Ela pensou em cada peso que havia movimentado silenciosamente, em cada documento que havia arquivado, em cada ligação que não havia atendido até que tudo estivesse pronto. - Kara

Penélope cobriu o rosto.
“Eu não queria te perder. Você me prometeu tudo. Disse que se fosse um menino, me daria seu sobrenome, sua casa, a vida que Julianne tinha.”
“Quem é?” Marcus repetiu, em voz tão baixa que silenciou a todos.
A porta se abriu antes que ela pudesse responder. Um jovem de uniforme de motorista de uma empresa de eventos apareceu no corredor, perguntando por Penélope. Ela congelou. Marcus entendeu antes que qualquer outra pessoa falasse.
Enquanto isso, sobre o oceano, Julianne olhava pela janela do avião. Mateo dormia com a cabeça em seu colo. Sofia desenhava uma casa maior, com três pessoas de mãos dadas. O celular de Julianne vibrava incessantemente: Marcus, Roxanne, a mãe de Marcus, números desconhecidos. Ela não atendeu. Abriu apenas uma mensagem de seu advogado: “Tudo documentado. Assim que eu pousar, a reversão dos bens será executada. O apartamento, a caminhonete e as contas comerciais não estavam em nome de Marcus. Estavam protegidos no fundo fiduciário do seu pai.”
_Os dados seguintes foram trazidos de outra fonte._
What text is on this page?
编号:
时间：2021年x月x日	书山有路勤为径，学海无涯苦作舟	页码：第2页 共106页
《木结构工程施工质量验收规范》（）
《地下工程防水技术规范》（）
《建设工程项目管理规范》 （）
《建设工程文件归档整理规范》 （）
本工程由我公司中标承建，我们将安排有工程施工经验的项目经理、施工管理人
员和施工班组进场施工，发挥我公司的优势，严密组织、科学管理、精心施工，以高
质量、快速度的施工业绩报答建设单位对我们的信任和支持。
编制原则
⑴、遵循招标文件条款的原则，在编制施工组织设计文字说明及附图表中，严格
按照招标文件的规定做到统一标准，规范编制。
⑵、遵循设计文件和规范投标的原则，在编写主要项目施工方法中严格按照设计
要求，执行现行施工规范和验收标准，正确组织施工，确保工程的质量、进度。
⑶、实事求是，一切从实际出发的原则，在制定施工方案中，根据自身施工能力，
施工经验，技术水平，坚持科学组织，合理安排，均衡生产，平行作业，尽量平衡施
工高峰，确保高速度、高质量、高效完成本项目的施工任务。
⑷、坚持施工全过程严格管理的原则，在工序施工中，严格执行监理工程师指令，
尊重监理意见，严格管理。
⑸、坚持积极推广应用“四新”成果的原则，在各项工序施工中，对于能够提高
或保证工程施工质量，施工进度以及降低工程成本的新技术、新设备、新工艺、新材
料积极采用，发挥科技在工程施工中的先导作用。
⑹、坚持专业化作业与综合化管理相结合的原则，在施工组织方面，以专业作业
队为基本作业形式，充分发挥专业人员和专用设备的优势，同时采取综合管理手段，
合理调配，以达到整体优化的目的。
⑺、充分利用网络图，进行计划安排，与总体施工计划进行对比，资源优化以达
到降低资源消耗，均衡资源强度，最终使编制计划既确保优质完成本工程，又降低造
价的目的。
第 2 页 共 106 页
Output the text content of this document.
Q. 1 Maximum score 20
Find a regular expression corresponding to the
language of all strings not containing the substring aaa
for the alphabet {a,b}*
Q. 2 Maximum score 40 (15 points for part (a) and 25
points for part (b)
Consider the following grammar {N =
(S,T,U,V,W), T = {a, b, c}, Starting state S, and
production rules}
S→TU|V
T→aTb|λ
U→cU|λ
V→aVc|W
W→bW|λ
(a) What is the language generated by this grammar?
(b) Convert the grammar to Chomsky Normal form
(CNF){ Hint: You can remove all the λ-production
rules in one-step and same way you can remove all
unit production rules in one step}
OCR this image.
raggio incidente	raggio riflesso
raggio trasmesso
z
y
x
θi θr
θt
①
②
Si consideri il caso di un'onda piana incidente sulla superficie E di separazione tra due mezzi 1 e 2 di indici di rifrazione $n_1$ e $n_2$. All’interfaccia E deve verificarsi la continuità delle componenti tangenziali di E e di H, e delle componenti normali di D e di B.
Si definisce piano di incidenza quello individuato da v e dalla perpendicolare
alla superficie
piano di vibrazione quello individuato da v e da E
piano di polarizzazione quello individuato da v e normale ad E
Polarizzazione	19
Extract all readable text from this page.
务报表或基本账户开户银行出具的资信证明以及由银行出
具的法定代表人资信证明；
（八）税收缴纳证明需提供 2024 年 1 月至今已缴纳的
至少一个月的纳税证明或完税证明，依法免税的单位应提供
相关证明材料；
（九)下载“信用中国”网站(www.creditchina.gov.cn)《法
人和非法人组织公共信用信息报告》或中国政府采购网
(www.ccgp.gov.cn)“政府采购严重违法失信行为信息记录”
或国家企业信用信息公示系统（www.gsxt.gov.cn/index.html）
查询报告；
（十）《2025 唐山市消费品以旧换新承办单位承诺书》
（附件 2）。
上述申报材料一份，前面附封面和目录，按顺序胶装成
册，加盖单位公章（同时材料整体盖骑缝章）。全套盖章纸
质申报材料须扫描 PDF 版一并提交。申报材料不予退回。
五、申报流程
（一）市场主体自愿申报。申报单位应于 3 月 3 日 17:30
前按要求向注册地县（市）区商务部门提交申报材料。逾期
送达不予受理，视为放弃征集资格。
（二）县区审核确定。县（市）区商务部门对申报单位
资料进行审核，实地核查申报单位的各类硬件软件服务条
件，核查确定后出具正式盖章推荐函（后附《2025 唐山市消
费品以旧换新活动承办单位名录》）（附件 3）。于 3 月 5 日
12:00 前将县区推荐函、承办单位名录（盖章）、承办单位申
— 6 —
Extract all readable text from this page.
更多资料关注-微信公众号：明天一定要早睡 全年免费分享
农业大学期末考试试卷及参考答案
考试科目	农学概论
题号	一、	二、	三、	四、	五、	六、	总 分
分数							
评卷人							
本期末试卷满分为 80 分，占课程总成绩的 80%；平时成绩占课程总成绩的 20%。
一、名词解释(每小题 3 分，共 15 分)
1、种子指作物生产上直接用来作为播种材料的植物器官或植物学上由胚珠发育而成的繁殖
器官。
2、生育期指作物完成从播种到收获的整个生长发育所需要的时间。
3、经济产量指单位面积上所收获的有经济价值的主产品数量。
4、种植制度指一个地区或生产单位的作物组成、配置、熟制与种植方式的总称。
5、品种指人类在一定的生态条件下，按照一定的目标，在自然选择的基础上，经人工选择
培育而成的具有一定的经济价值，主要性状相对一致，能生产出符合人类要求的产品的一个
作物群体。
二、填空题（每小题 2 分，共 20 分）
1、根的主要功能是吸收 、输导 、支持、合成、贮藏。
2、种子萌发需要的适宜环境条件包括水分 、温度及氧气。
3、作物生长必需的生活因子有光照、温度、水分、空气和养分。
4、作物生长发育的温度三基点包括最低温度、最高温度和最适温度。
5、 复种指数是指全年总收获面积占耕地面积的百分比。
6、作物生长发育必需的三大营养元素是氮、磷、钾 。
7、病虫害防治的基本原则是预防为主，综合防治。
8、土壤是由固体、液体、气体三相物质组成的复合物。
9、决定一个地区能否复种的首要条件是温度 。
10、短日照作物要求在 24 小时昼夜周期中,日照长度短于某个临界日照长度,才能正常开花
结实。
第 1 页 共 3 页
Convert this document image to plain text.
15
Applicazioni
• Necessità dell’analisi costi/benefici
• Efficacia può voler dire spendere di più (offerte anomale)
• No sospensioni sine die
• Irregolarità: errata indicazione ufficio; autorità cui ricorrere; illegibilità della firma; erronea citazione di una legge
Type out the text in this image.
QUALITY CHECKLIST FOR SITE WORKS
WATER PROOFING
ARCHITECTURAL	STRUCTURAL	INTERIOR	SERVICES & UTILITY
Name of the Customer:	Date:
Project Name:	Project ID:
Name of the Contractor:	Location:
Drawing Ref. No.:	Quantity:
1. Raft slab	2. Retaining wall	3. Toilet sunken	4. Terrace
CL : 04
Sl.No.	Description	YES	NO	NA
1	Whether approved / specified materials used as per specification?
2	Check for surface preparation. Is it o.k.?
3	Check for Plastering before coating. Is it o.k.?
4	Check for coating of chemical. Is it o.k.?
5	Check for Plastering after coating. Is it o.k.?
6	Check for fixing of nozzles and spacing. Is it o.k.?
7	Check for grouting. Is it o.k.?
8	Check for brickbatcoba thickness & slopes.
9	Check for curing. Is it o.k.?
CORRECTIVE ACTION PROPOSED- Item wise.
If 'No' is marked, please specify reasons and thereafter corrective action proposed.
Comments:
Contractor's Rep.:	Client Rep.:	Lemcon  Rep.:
Julianne fechou os olhos. Seu pai, Ernesto Vale, havia construído uma fortuna discretamente e a ensinou a desconfiar de homens que gritavam muito alto. Quando Marcus entrou em sua vida, Julianne escondeu seu sobrenome completo, suas ações e sua riqueza. Ela queria amor, não um caçador de dinheiro. Por anos, ele acreditou que a sustentava, sem saber que seu “império” prosperava com contratos, garantias e empréstimos que ela havia conseguido.
Na clínica, Marcus perdeu o controle.
“A culpa é toda da Julianne! Ela sabia! Ela me armou uma cilada!”
Roxanne, pela primeira vez, não riu.
“Marcus, você deixou seus filhos há uma hora.”
A frase o atingiu como uma pedra. Marcus se virou para ela, furioso, mas seu celular vibrou novamente. Desta vez não era Julianne. Era seu banco. Depois, seu contador. Depois, um sócio. A conta da empresa havia sido bloqueada. O SUV não estava autorizado. O apartamento estava em processo de revisão judicial. Seu cartão de crédito foi recusado na recepção quando ele tentou pagar pela consulta.
Penélope, tremendo, tentou pegar a mão dele.
"Podemos recomeçar..."
Marcus a empurrou.
"Você não existe."
Ela chorou ainda mais.
Então veio uma última mensagem, enviada do celular de Julianne antes que ela o desligasse: "Eu nunca quis te destruir, Marcus. Eu só parei de te abraçar."
Marcus leu essas palavras na frente de toda a sua família e, pela primeira vez, entendeu que o divórcio não o havia libertado. Pelo contrário, o havia deixado completamente vulnerável.